Ontvangen 28 oktober 2009
De ondergetekende stelt het volgende amendement voor:
Het in artikel I, onderdeel B, opgenomen artikel 1a, vierde lid, wordt als volgt gewijzigd:
1. Onderdeel d vervalt, onder vervanging van de puntkomma aan het slot van onderdeel c door «, en».
2. Onderdeel e wordt geletterd d.
3. In onderdeel d (nieuw) wordt «onderdelen a tot en met d» vervangen door: onderdelen a tot en met c.

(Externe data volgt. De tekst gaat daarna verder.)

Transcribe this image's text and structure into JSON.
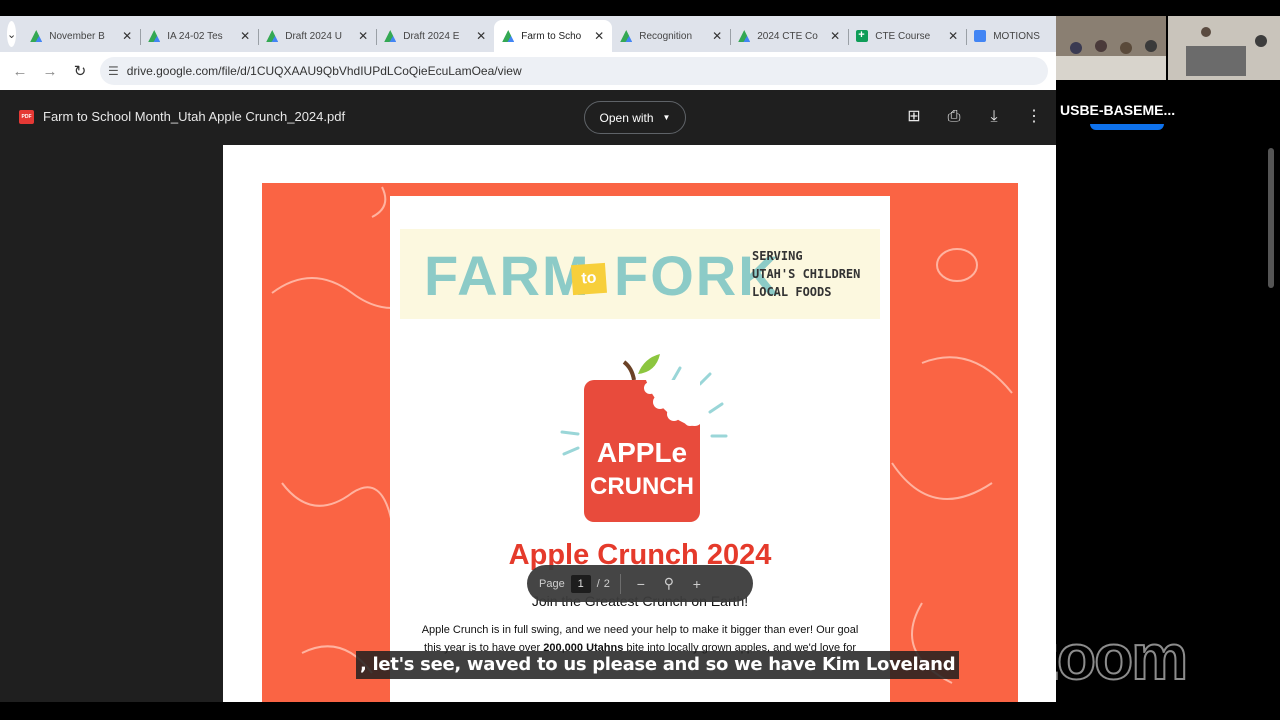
{
  "browser": {
    "tabs": [
      {
        "title": "November B",
        "icon": "drive-icon",
        "active": false
      },
      {
        "title": "IA 24-02 Tes",
        "icon": "drive-icon",
        "active": false
      },
      {
        "title": "Draft 2024 U",
        "icon": "drive-icon",
        "active": false
      },
      {
        "title": "Draft 2024 E",
        "icon": "drive-icon",
        "active": false
      },
      {
        "title": "Farm to Scho",
        "icon": "drive-icon",
        "active": true
      },
      {
        "title": "Recognition",
        "icon": "drive-icon",
        "active": false
      },
      {
        "title": "2024 CTE Co",
        "icon": "drive-icon",
        "active": false
      },
      {
        "title": "CTE Course",
        "icon": "sheets-icon",
        "active": false
      },
      {
        "title": "MOTIONS",
        "icon": "docs-icon",
        "active": false
      }
    ],
    "url": "drive.google.com/file/d/1CUQXAAU9QbVhdIUPdLCoQieEcuLamOea/view"
  },
  "viewer": {
    "file_badge": "PDF",
    "file_name": "Farm to School Month_Utah Apple Crunch_2024.pdf",
    "open_with_label": "Open with",
    "toolbar": {
      "page_label": "Page",
      "current_page": "1",
      "separator": "/",
      "total_pages": "2"
    }
  },
  "poster": {
    "farm": "FARM",
    "to": "to",
    "fork": "FORK",
    "serving": "SERVING\nUTAH'S CHILDREN\nLOCAL FOODS",
    "logo_line1": "APPLe",
    "logo_line2": "CRUNCH",
    "title": "Apple Crunch 2024",
    "subtitle": "Join the Greatest Crunch on Earth!",
    "body_line1": "Apple Crunch is in full swing, and we need your help to make it bigger than ever! Our goal",
    "body_line2_a": "this year is to have over ",
    "body_line2_bold": "200,000 Utahns",
    "body_line2_b": " bite into locally grown apples, and we'd love for"
  },
  "zoom": {
    "participant_name": "USBE-BASEME...",
    "watermark": "zoom",
    "caption": ", let's see, waved to us please and so we have Kim Loveland"
  },
  "colors": {
    "poster_bg": "#fa6444",
    "title_red": "#e53a2b",
    "banner_teal": "#8ccbc7",
    "banner_yellow": "#f7cf3b"
  }
}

In het in artikel I, onderdeel AC, onder 3, opgenomen artikel 32, eerste lid, onder 4°, wordt «€ 600 000» vervangen door: € 535 000.
Aan artikel XII, eerste lid, onderdeel b, wordt, onder vervanging van de punt aan het slot door een puntkomma, een onderdeel toegevoegd, luidende:
3°. personen die op 31 december 2009 voldeden aan de voorwaarden van artikel 24, tweede lid, onderdeel b, van de Successiewet 1956, zoals dat onderdeel luidde op 31 december 2009, en vervolgens onafgebroken aan die voorwaarden hebben voldaan, geacht worden te voldoen aan de in het in artikel I, onderdeel B, opgenomen artikel 1a, vierde lid, onderdeel c, van de Successiewet 1956 gestelde voorwaarde.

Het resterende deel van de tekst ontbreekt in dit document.